Environmental concerns cause Wyoming to plug 316 producing oil wells

A heated discussion over what to do with 316 producing wells took place last week in Wyoming. The Wyoming Oil and Gas Conservation Commission decided Tuesday to plug the wells, which once belonged to BW Oil LLC, and forfeit a $168,000 bond on the field, reports Casper Star Tribune. The company violated a July 2014 order to clean up oil spills and fix inadequately cased wells.

In 2015, the field produced $159,000 worth of oil, but cost $196,000 to operate, according to a third party which manages the field.

“I think the last thing we want is to plug producing wells, (but) putting more oil into these facilities that would not be my highest priority,” said Commissioner Tom Drean, due to the poor condition of the field.

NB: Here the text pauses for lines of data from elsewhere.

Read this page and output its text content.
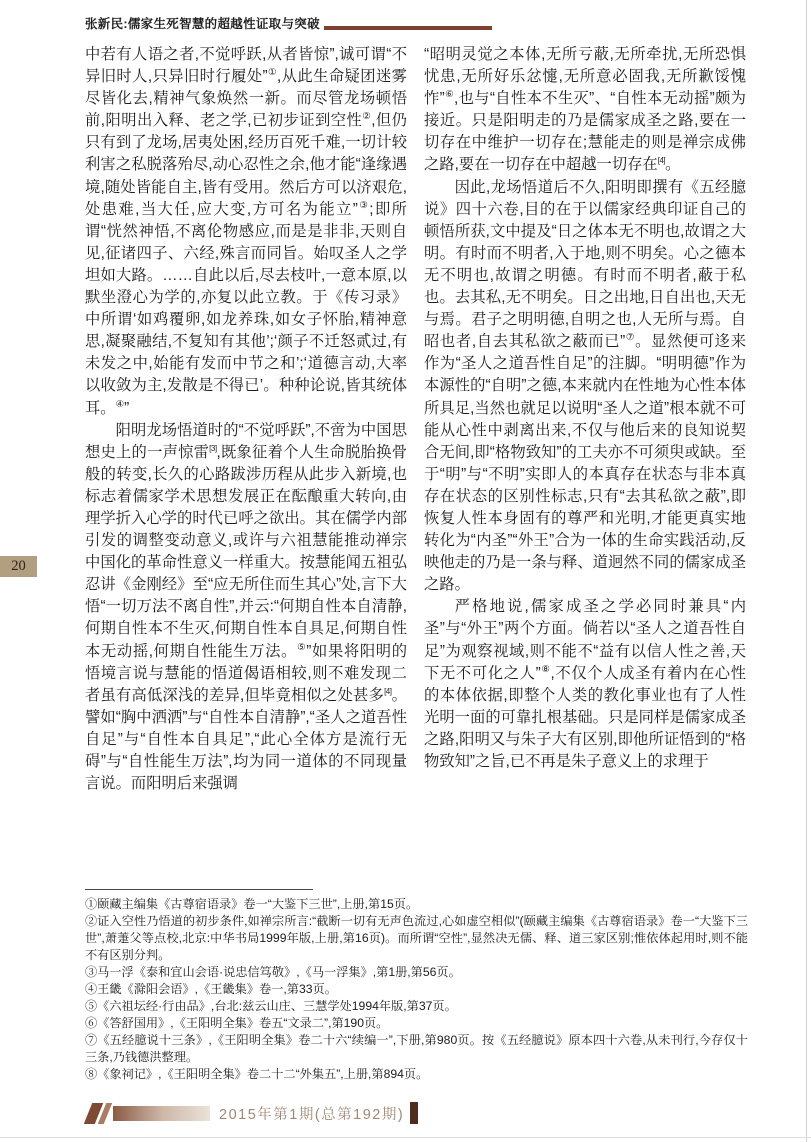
张新民:儒家生死智慧的超越性证取与突破

中若有人语之者,不觉呼跃,从者皆惊”,诚可谓“不异旧时人,只异旧时行履处”①,从此生命疑团迷雾尽皆化去,精神气象焕然一新。而尽管龙场顿悟前,阳明出入释、老之学,已初步证到空性②,但仍只有到了龙场,居夷处困,经历百死千难,一切计较利害之私脱落殆尽,动心忍性之余,他才能“逢缘遇境,随处皆能自主,皆有受用。然后方可以济艰危,处患难,当大任,应大变,方可名为能立”③;即所谓“恍然神悟,不离伦物感应,而是是非非,天则自见,征诸四子、六经,殊言而同旨。始叹圣人之学坦如大路。……自此以后,尽去枝叶,一意本原,以默坐澄心为学的,亦复以此立教。于《传习录》中所谓‘如鸡覆卵,如龙养珠,如女子怀胎,精神意思,凝聚融结,不复知有其他’;‘颜子不迁怒贰过,有未发之中,始能有发而中节之和’;‘道德言动,大率以收敛为主,发散是不得已’。种种论说,皆其统体耳。④”

阳明龙场悟道时的“不觉呼跃”,不啻为中国思想史上的一声惊雷[3],既象征着个人生命脱胎换骨般的转变,长久的心路跋涉历程从此步入新境,也标志着儒家学术思想发展正在酝酿重大转向,由理学折入心学的时代已呼之欲出。其在儒学内部引发的调整变动意义,或许与六祖慧能推动禅宗中国化的革命性意义一样重大。按慧能闻五祖弘忍讲《金刚经》至“应无所住而生其心”处,言下大悟“一切万法不离自性”,并云:“何期自性本自清静,何期自性本不生灭,何期自性本自具足,何期自性本无动摇,何期自性能生万法。⑤”如果将阳明的悟境言说与慧能的悟道偈语相较,则不难发现二者虽有高低深浅的差异,但毕竟相似之处甚多[4]。譬如“胸中洒洒”与“自性本自清静”,“圣人之道吾性自足”与“自性本自具足”,“此心全体方是流行无碍”与“自性能生万法”,均为同一道体的不同现量言说。而阳明后来强调

“昭明灵觉之本体,无所亏蔽,无所牵扰,无所恐惧忧患,无所好乐忿懥,无所意必固我,无所歉馁愧怍”⑥,也与“自性本不生灭”、“自性本无动摇”颇为接近。只是阳明走的乃是儒家成圣之路,要在一切存在中维护一切存在;慧能走的则是禅宗成佛之路,要在一切存在中超越一切存在[4]。

因此,龙场悟道后不久,阳明即撰有《五经臆说》四十六卷,目的在于以儒家经典印证自己的顿悟所获,文中提及“日之体本无不明也,故谓之大明。有时而不明者,入于地,则不明矣。心之德本无不明也,故谓之明德。有时而不明者,蔽于私也。去其私,无不明矣。日之出地,日自出也,天无与焉。君子之明明德,自明之也,人无所与焉。自昭也者,自去其私欲之蔽而已”⑦。显然便可迻来作为“圣人之道吾性自足”的注脚。“明明德”作为本源性的“自明”之德,本来就内在性地为心性本体所具足,当然也就足以说明“圣人之道”根本就不可能从心性中剥离出来,不仅与他后来的良知说契合无间,即“格物致知”的工夫亦不可须臾或缺。至于“明”与“不明”实即人的本真存在状态与非本真存在状态的区别性标志,只有“去其私欲之蔽”,即恢复人性本身固有的尊严和光明,才能更真实地转化为“内圣”“外王”合为一体的生命实践活动,反映他走的乃是一条与释、道迥然不同的儒家成圣之路。

严格地说,儒家成圣之学必同时兼具“内圣”与“外王”两个方面。倘若以“圣人之道吾性自足”为观察视域,则不能不“益有以信人性之善,天下无不可化之人”⑧,不仅个人成圣有着内在心性的本体依据,即整个人类的教化事业也有了人性光明一面的可靠扎根基础。只是同样是儒家成圣之路,阳明又与朱子大有区别,即他所证悟到的“格物致知”之旨,已不再是朱子意义上的求理于

20

①颐藏主编集《古尊宿语录》卷一“大鉴下三世”,上册,第15页。

②证入空性乃悟道的初步条件,如禅宗所言:“截断一切有无声色流过,心如虚空相似”(颐藏主编集《古尊宿语录》卷一“大鉴下三世”,萧萐父等点校,北京:中华书局1999年版,上册,第16页)。而所谓“空性”,显然决无儒、释、道三家区别;惟依体起用时,则不能不有区别分判。

③马一浮《泰和宜山会语·说忠信笃敬》,《马一浮集》,第1册,第56页。

④王畿《滁阳会语》,《王畿集》卷一,第33页。

⑤《六祖坛经·行由品》,台北:兹云山庄、三慧学处1994年版,第37页。

⑥《答舒国用》,《王阳明全集》卷五“文录二”,第190页。

⑦《五经臆说十三条》,《王阳明全集》卷二十六“续编一”,下册,第980页。按《五经臆说》原本四十六卷,从未刊行,今存仅十三条,乃钱德洪整理。

⑧《象祠记》,《王阳明全集》卷二十二“外集五”,上册,第894页。

2015年第1期(总第192期)
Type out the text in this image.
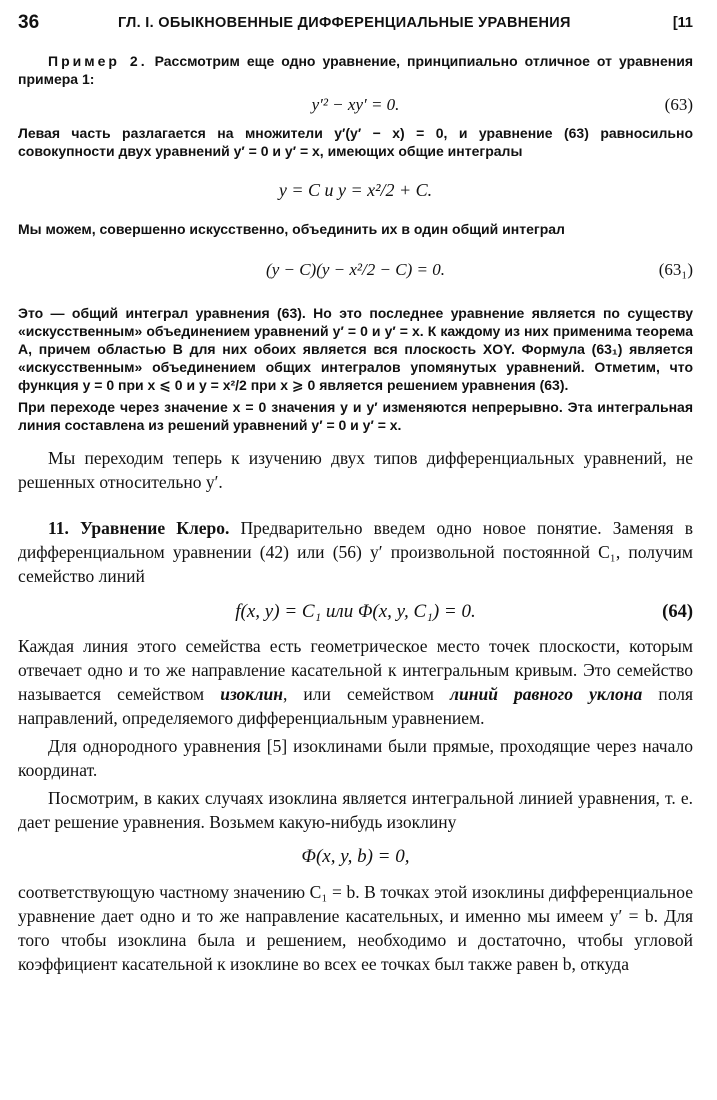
36	ГЛ. I. ОБЫКНОВЕННЫЕ ДИФФЕРЕНЦИАЛЬНЫЕ УРАВНЕНИЯ	[11

Пример 2. Рассмотрим еще одно уравнение, принципиально отличное от уравнения примера 1:

y′² − xy′ = 0.	(63)

Левая часть разлагается на множители y′(y′ − x) = 0, и уравнение (63) равносильно совокупности двух уравнений y′ = 0 и y′ = x, имеющих общие интегралы

y = C и y = x²/2 + C.

Мы можем, совершенно искусственно, объединить их в один общий интеграл

(y − C)(y − x²/2 − C) = 0.	(63₁)

Это — общий интеграл уравнения (63). Но это последнее уравнение является по существу «искусственным» объединением уравнений y′ = 0 и y′ = x. К каждому из них применима теорема А, причем областью B для них обоих является вся плоскость XOY. Формула (63₁) является «искусственным» объединением общих интегралов упомянутых уравнений. Отметим, что функция y = 0 при x ⩽ 0 и y = x²/2 при x ⩾ 0 является решением уравнения (63).

При переходе через значение x = 0 значения y и y′ изменяются непрерывно. Эта интегральная линия составлена из решений уравнений y′ = 0 и y′ = x.

Мы переходим теперь к изучению двух типов дифференциальных уравнений, не решенных относительно y′.

11. Уравнение Клеро. Предварительно введем одно новое понятие. Заменяя в дифференциальном уравнении (42) или (56) y′ произвольной постоянной C₁, получим семейство линий

f(x, y) = C₁ или Φ(x, y, C₁) = 0.	(64)

Каждая линия этого семейства есть геометрическое место точек плоскости, которым отвечает одно и то же направление касательной к интегральным кривым. Это семейство называется семейством изоклин, или семейством линий равного уклона поля направлений, определяемого дифференциальным уравнением.

Для однородного уравнения [5] изоклинами были прямые, проходящие через начало координат.

Посмотрим, в каких случаях изоклина является интегральной линией уравнения, т. е. дает решение уравнения. Возьмем какую-нибудь изоклину

Φ(x, y, b) = 0,

соответствующую частному значению C₁ = b. В точках этой изоклины дифференциальное уравнение дает одно и то же направление касательных, и именно мы имеем y′ = b. Для того чтобы изоклина была и решением, необходимо и достаточно, чтобы угловой коэффициент касательной к изоклине во всех ее точках был также равен b, откуда
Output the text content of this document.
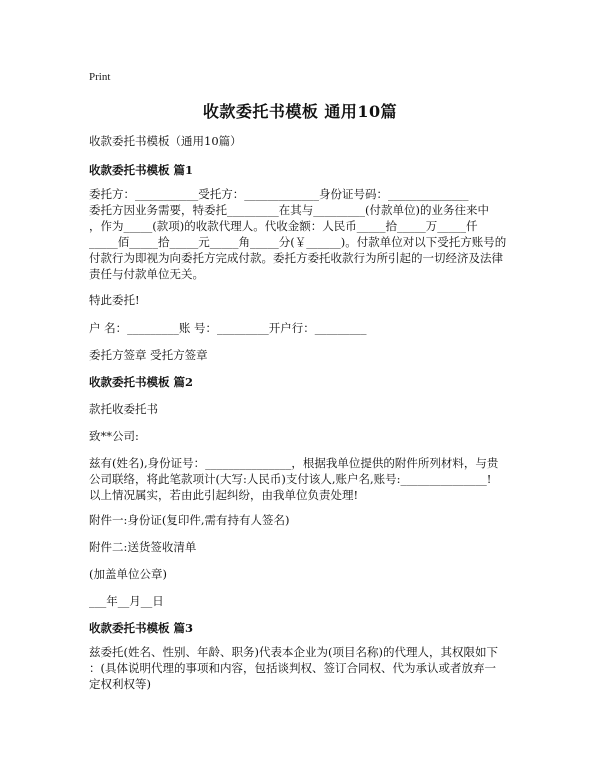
Print
收款委托书模板 通用10篇
收款委托书模板（通用10篇）
收款委托书模板 篇1
委托方：___________受托方：_____________身份证号码：______________
委托方因业务需要，特委托_________在其与_________(付款单位)的业务往来中
，作为_____(款项)的收款代理人。代收金额：人民币_____拾_____万_____仟
_____佰_____拾_____元_____角_____分(￥______)。付款单位对以下受托方账号的
付款行为即视为向委托方完成付款。委托方委托收款行为所引起的一切经济及法律
责任与付款单位无关。
特此委托!
户 名：_________账 号：_________开户行：_________
委托方签章 受托方签章
收款委托书模板 篇2
款托收委托书
致**公司:
兹有(姓名),身份证号：_______________，根据我单位提供的附件所列材料，与贵
公司联络，将此笔款项计(大写:人民币)支付该人,账户名,账号:_______________!
以上情况属实，若由此引起纠纷，由我单位负责处理!
附件一:身份证(复印件,需有持有人签名)
附件二:送货签收清单
(加盖单位公章)
___年__月__日
收款委托书模板 篇3
兹委托(姓名、性别、年龄、职务)代表本企业为(项目名称)的代理人，其权限如下
：(具体说明代理的事项和内容，包括谈判权、签订合同权、代为承认或者放弃一
定权利权等)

BW Oil was facing fines of $25,000, and a loss of its well bond, if it failed to comply with the 2014 order. Questions were raised Tuesday if the fines should be raised further. They could potentially reach as high as $2 million.

Assistant Attorney General Eric Easton saw little reason to pursue higher fines, as BW Oil has no money with which to pay.

“That would suggest that we shouldn’t have fines,” Governor Matt Mead commented.

Wyoming may plug as many as 662 coal-bed methane wells in 2016 as well

In addition to concerns over the condition of BW Oil’s assets, Wyoming Oil and Gas Conservation Commission also plans to begin plugging some 3,000 wells once owned by now-defunct Patriot Energy, a subsidiary of High Plains Gas Inc., according to the Casper Journal.

Cost estimates have run as high as $30 million for the state to plug all of the wells. The commission was told upwards of 662 coal bed methane wells could be plugged this year, roughly doubling the amount originally planned.

An order was approved last week against Patriot and High Plains declaring its well field equipment abandoned, and forfeited to the state. It will be sold to help cover the costs associated with plugging the wells.

“I am concerned,” said Governor Mead. “We’re dealing with wells that didn’t survive when we had relatively very strong market for oil and gas, and now we have this downturn where even maybe some of your operators who are, in relative terms, pretty well capitalized, I think they’re going to be challenged—so I am worried about it.”